Vemos que, propiamente hablando, Dios es el sujeto de todas las acciones: elección, liberación, redención, recapitulación, predestinación a ser hijos. Es verdad: son fórmulas teológicas de cuño litúrgico las que nos describen este misterio. Pero todo esto acontece en Cristo, en quien tenemos la gracia y el perdón de los pecados. Y por medio de Él recibimos la herencia prometida. Y en Cristo hemos sido marcados con el sello del Espíritu hasta llegar a experimentar la misma gloria de Dios en los tiempos finales.

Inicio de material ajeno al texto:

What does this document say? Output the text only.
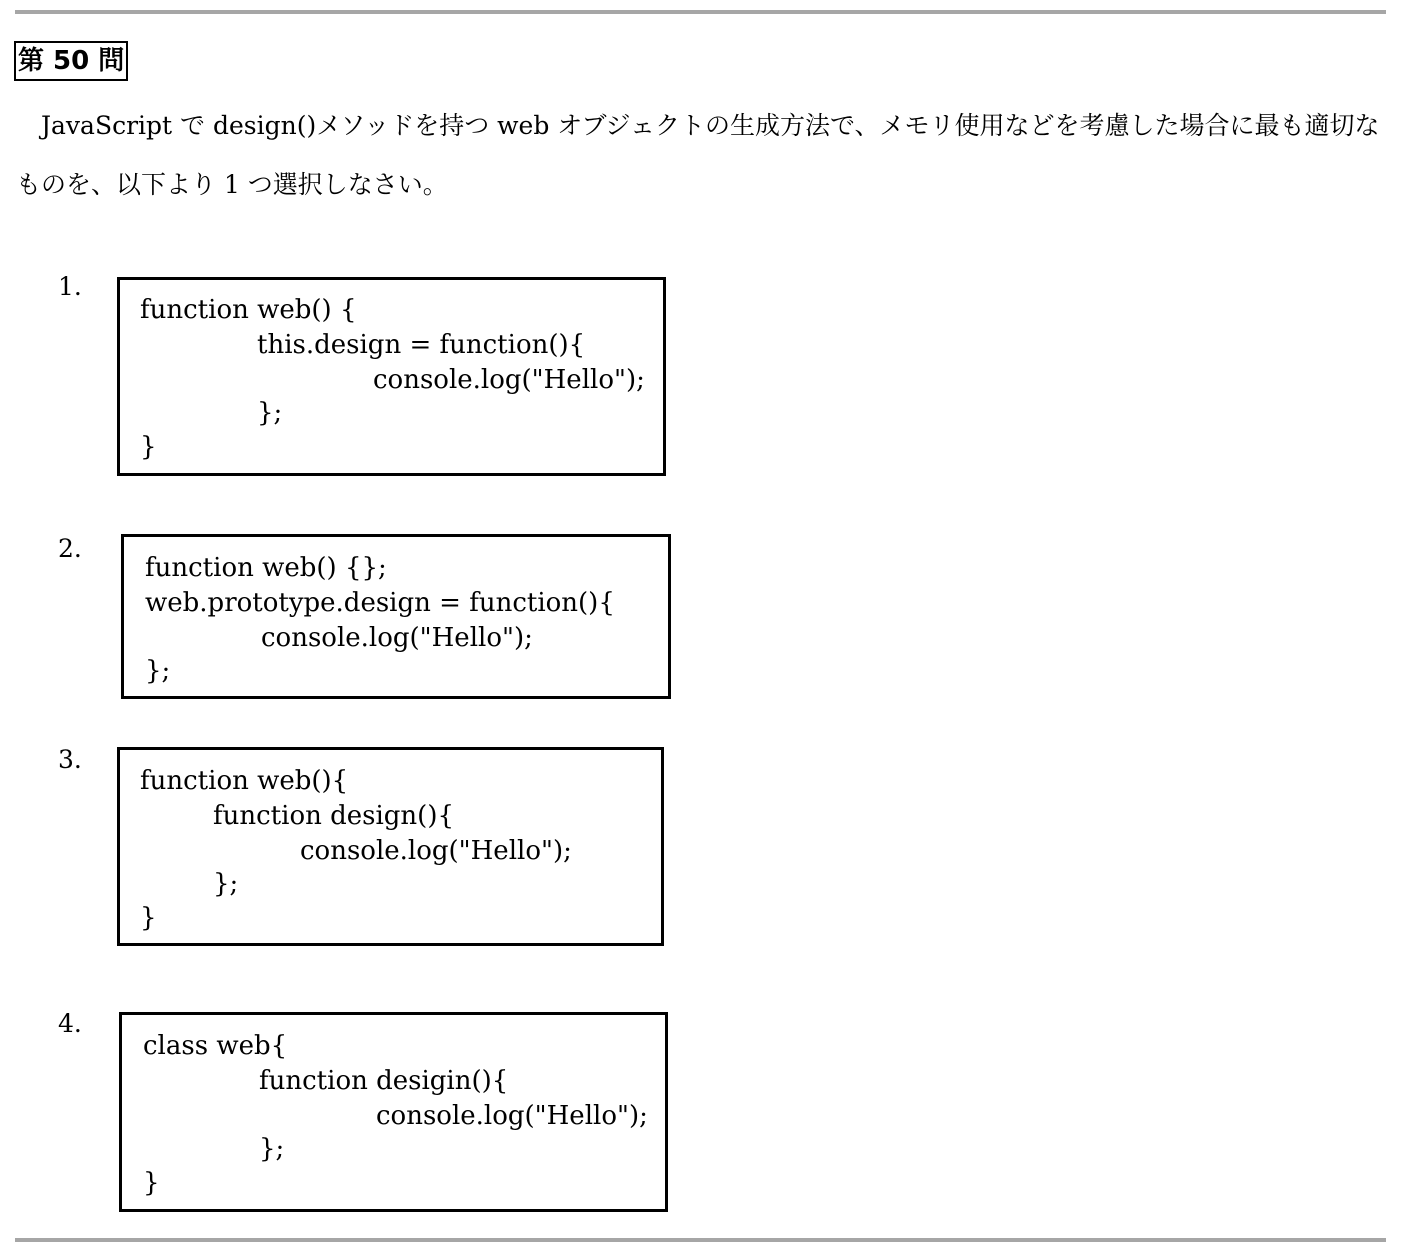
第 50 問

JavaScript で design()メソッドを持つ web オブジェクトの生成方法で、メモリ使用などを考慮した場合に最も適切なものを、以下より 1 つ選択しなさい。

1.
function web() {
this.design = function(){
console.log("Hello");
};
}
2.
function web() {};
web.prototype.design = function(){
console.log("Hello");
};
3.
function web(){
function design(){
console.log("Hello");
};
}
4.
class web{
function desigin(){
console.log("Hello");
};
}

¿Qué podemos retener del mismo? Entre las muchas posibilidades de lectura podríamos fijarnos en lo que sigue: que Dios, desde siempre, nos ha contemplado a nosotros, desde su Hijo. Dios mira a la humanidad desde su Hijo y por eso no nos ha condenado, ni jamás nos condenará a la ignominia. Hay en el texto toda una «mirada» del Dios vivo. Él es un Dios de gracia y de amor. La teología de la gracia es, pues, una de las claves de comprensión de este himno. Sin la gracia de Dios no podríamos tener la verdadera experiencia de ser hijos de Dios.

Dios siempre con nosotros

El himno define la acción amorosa de Dios como una acción en favor de todos los hombres. Estamos, pues, predestinados a ser hijos. Este es el «misterio» que quiere cantar esta alabanza a Dios. Se canta por eso; se da gracias por ello: ser hijos es lo contrario a ser esclavos, a ser una cifra o un número del universo. Este es el efecto de la elección y de la redención «en Cristo».